Who is Rosser Reeves? Good question. Rosser was an American advertising executive and early pioneer of television advertising. He was the creative partner of
Ted Bates and what would be an agency with $425 million in billings.
Rosser was a firm proponent of the idea that advertising was for slogan repetition, not entertainment. One of his most famous quotes is “Unless a product becomes outmoded, a great campaign will not wear itself out. ” These theories were combined to create Rosser’s marketing formula – Unique Selling Proposition. He defined USP as having three principles:
- Each ad must make a proposition: “Buy this product and you get these benefits”.
- The proposition must be unique: something that your competitors do not, cannot or will not offer.
- The proposition must sell: it must be something prospects really want; it pulls them over to your product.
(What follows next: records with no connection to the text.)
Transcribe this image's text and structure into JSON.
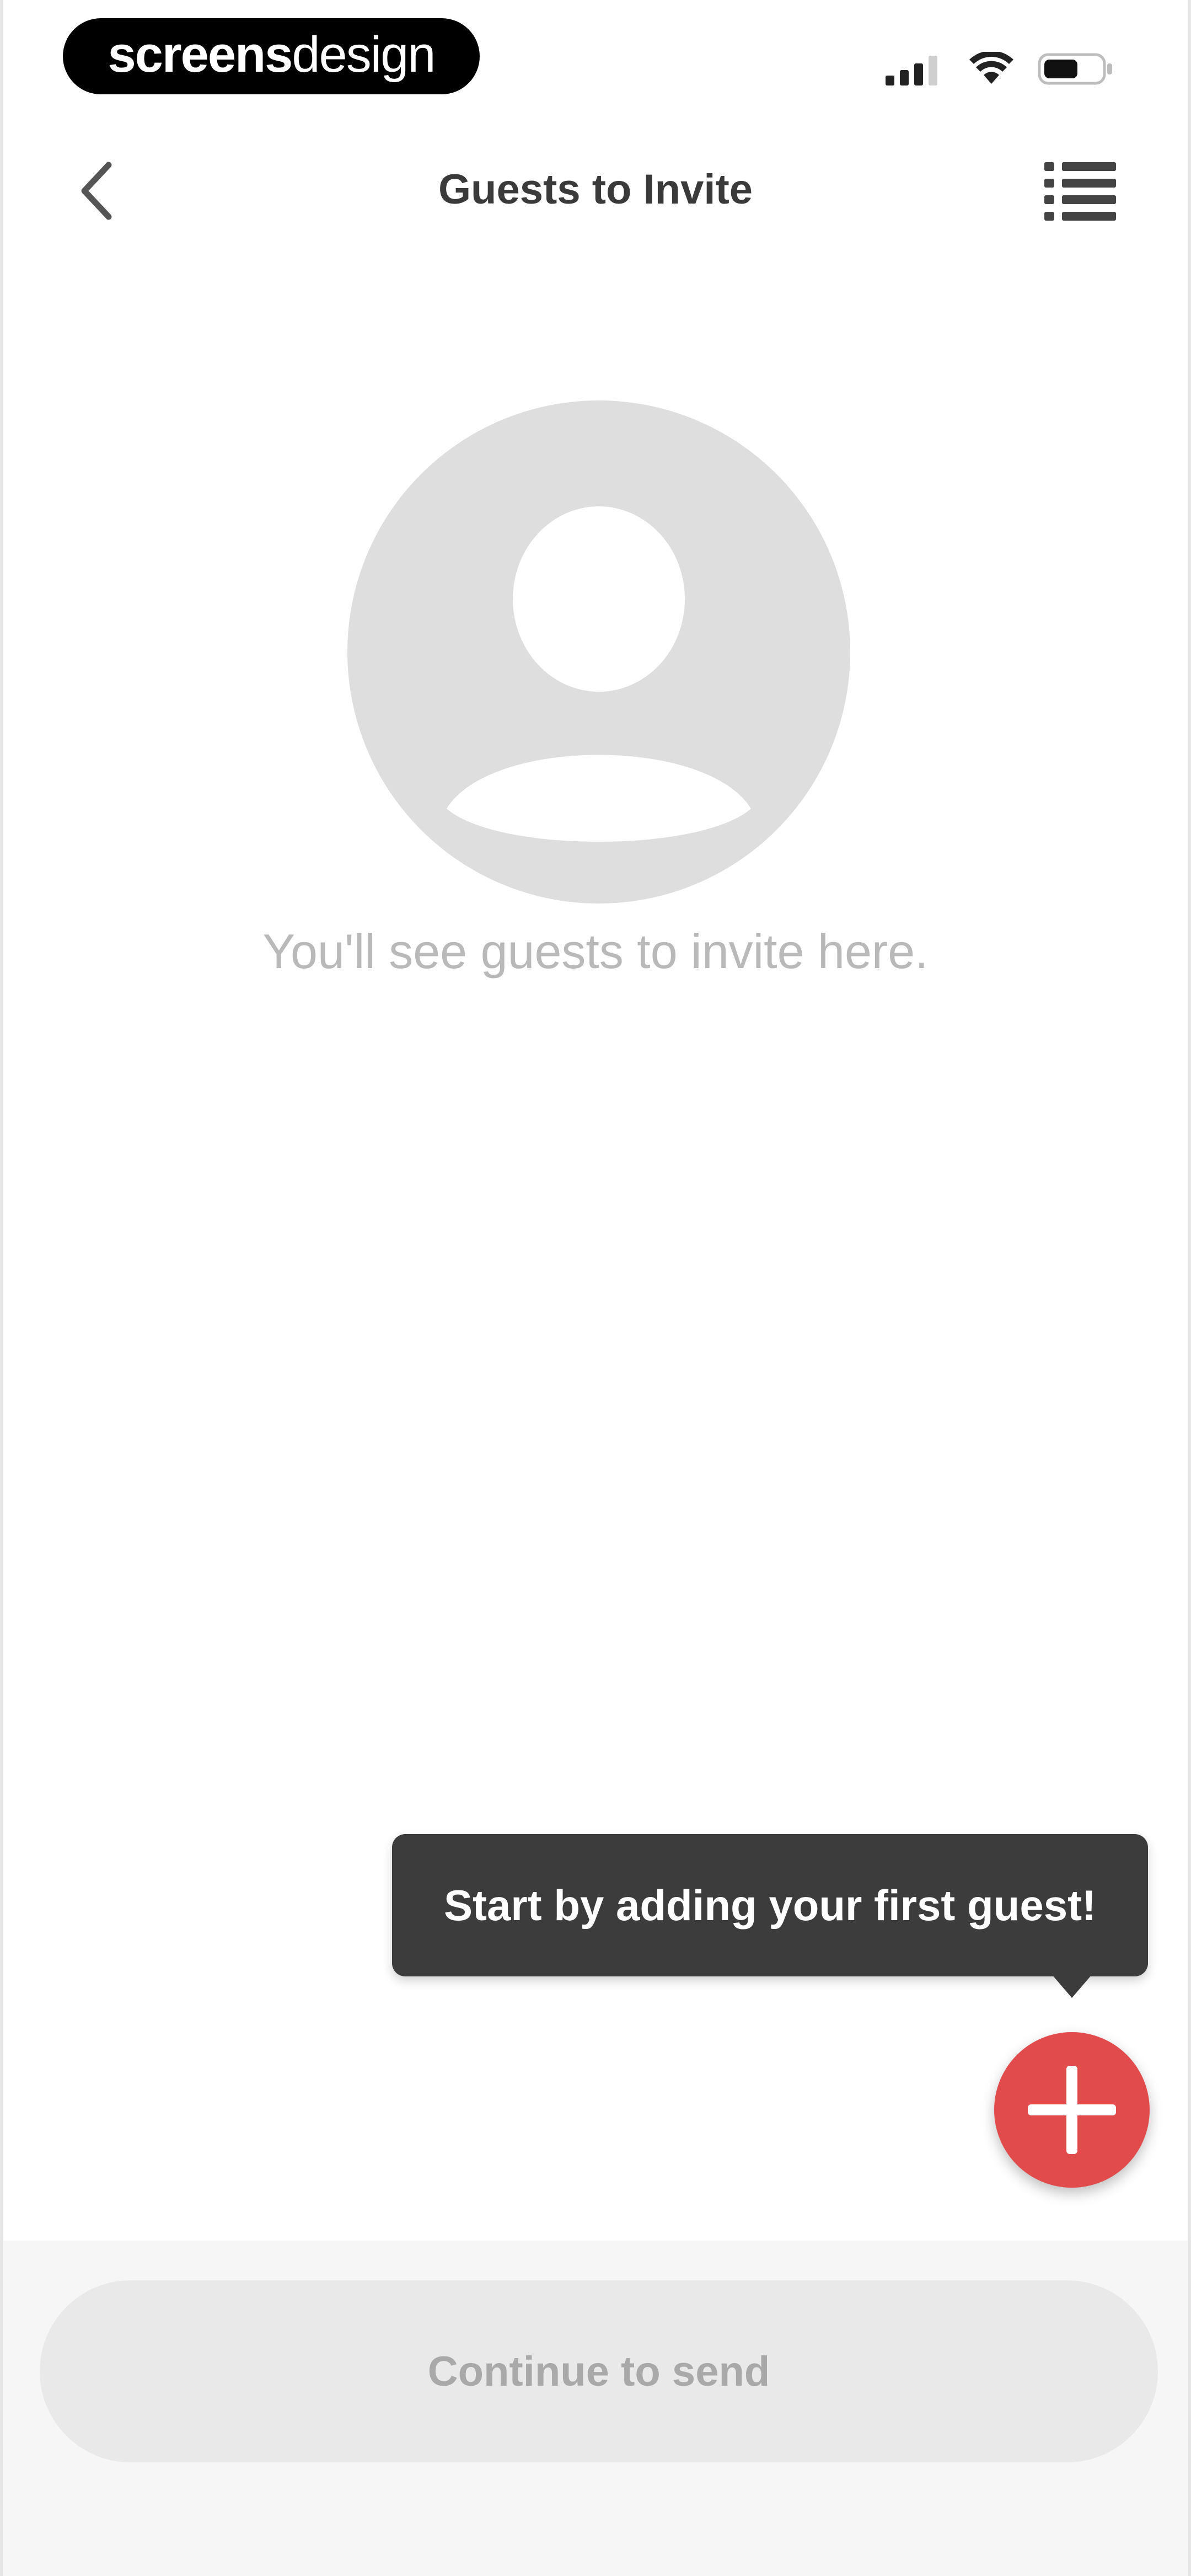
{
  "status_bar": {
    "brand_bold": "screens",
    "brand_light": "design",
    "icons": [
      "signal-icon",
      "wifi-icon",
      "battery-icon"
    ]
  },
  "nav": {
    "title": "Guests to Invite",
    "back_icon": "chevron-left-icon",
    "menu_icon": "list-icon"
  },
  "empty_state": {
    "icon": "person-placeholder-icon",
    "message": "You'll see guests to invite here."
  },
  "tooltip": {
    "text": "Start by adding your first guest!"
  },
  "fab": {
    "icon": "plus-icon",
    "color": "#e14b4b"
  },
  "footer": {
    "continue_label": "Continue to send"
  }
}
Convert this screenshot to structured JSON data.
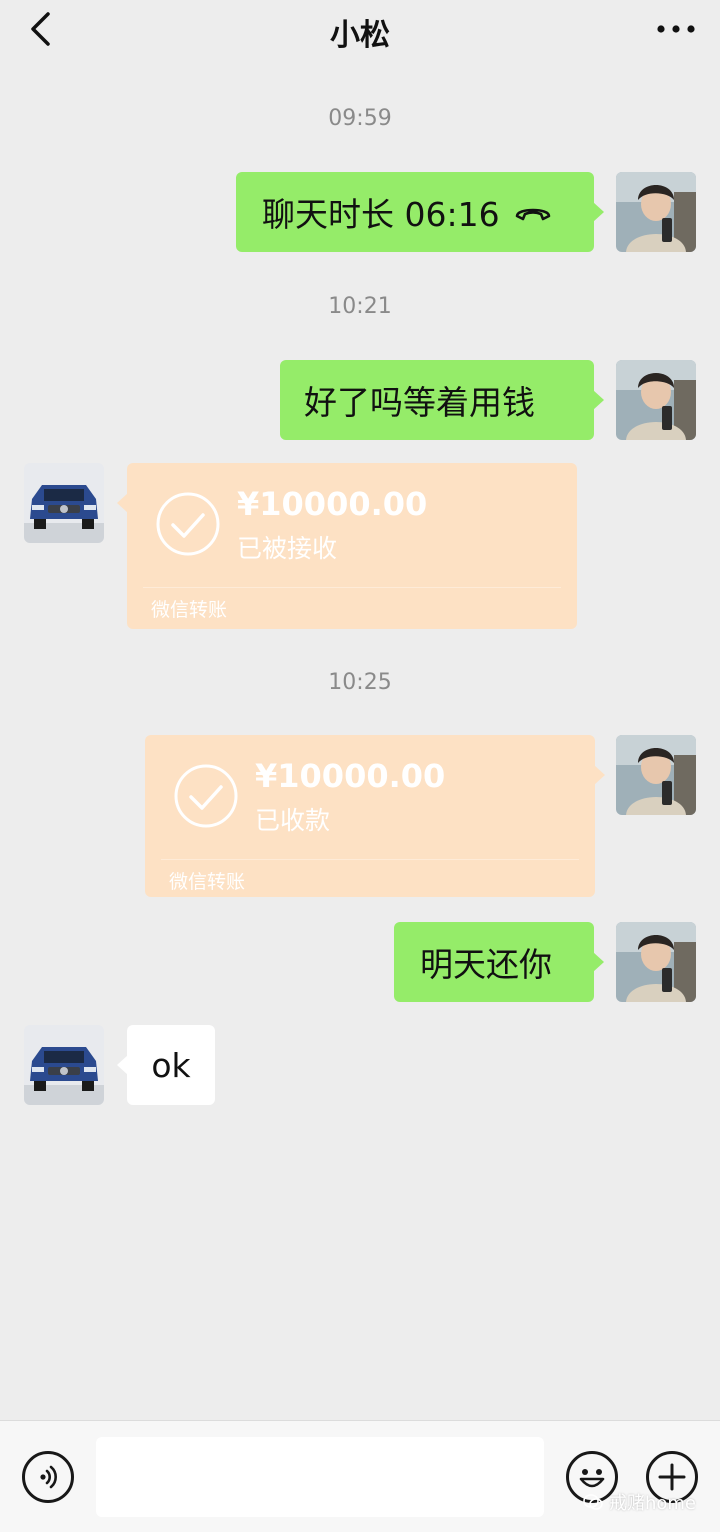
{
  "header": {
    "title": "小松",
    "back_icon": "chevron-left-icon",
    "more_icon": "more-dots-icon"
  },
  "colors": {
    "background": "#ededed",
    "sent_bubble": "#95ec69",
    "received_bubble": "#ffffff",
    "transfer_card": "#fde1c4",
    "timestamp": "#8a8a8a"
  },
  "messages": {
    "t1": "09:59",
    "m1": {
      "text": "聊天时长 06:16",
      "icon": "hangup-phone-icon"
    },
    "t2": "10:21",
    "m2": {
      "text": "好了吗等着用钱"
    },
    "m3": {
      "amount": "¥10000.00",
      "status": "已被接收",
      "label": "微信转账"
    },
    "t3": "10:25",
    "m4": {
      "amount": "¥10000.00",
      "status": "已收款",
      "label": "微信转账"
    },
    "m5": {
      "text": "明天还你"
    },
    "m6": {
      "text": "ok"
    }
  },
  "footer": {
    "voice_icon": "voice-icon",
    "emoji_icon": "emoji-icon",
    "plus_icon": "plus-icon",
    "watermark": "戒赌home"
  }
}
The most memorable example of USP is the M&M’s slogan. At the time, M&M’s was one of the first sugar-coated chocolate candies on the market. So Reeves wrote, “It melts in your mouth, not in your hands.”
Rosser’s longtime battle with David Ogilvy has also made him a legend of the business. The two men were former coworkers and brothers-in-law to top it off. Reeves’ book, “Reality in Advertising,” was quickly followed by Ogilvy’s, “Confessions of an Advertising Man.”
While they engaged in lively dispute, the two were said to have great respect for one another. Sigh. Those were the days. Lively disputes about advertising and all that.
Reeves also created Dwight Eisenhower’s presidential ads for the 1952 election. One of which is featured below. At age 55 Reeves retired and dies in 1984.
Rosser still lives. TV show Mad Men supposedly uses Reeves’ career achievements as the model for the accomplishments of Don Draper.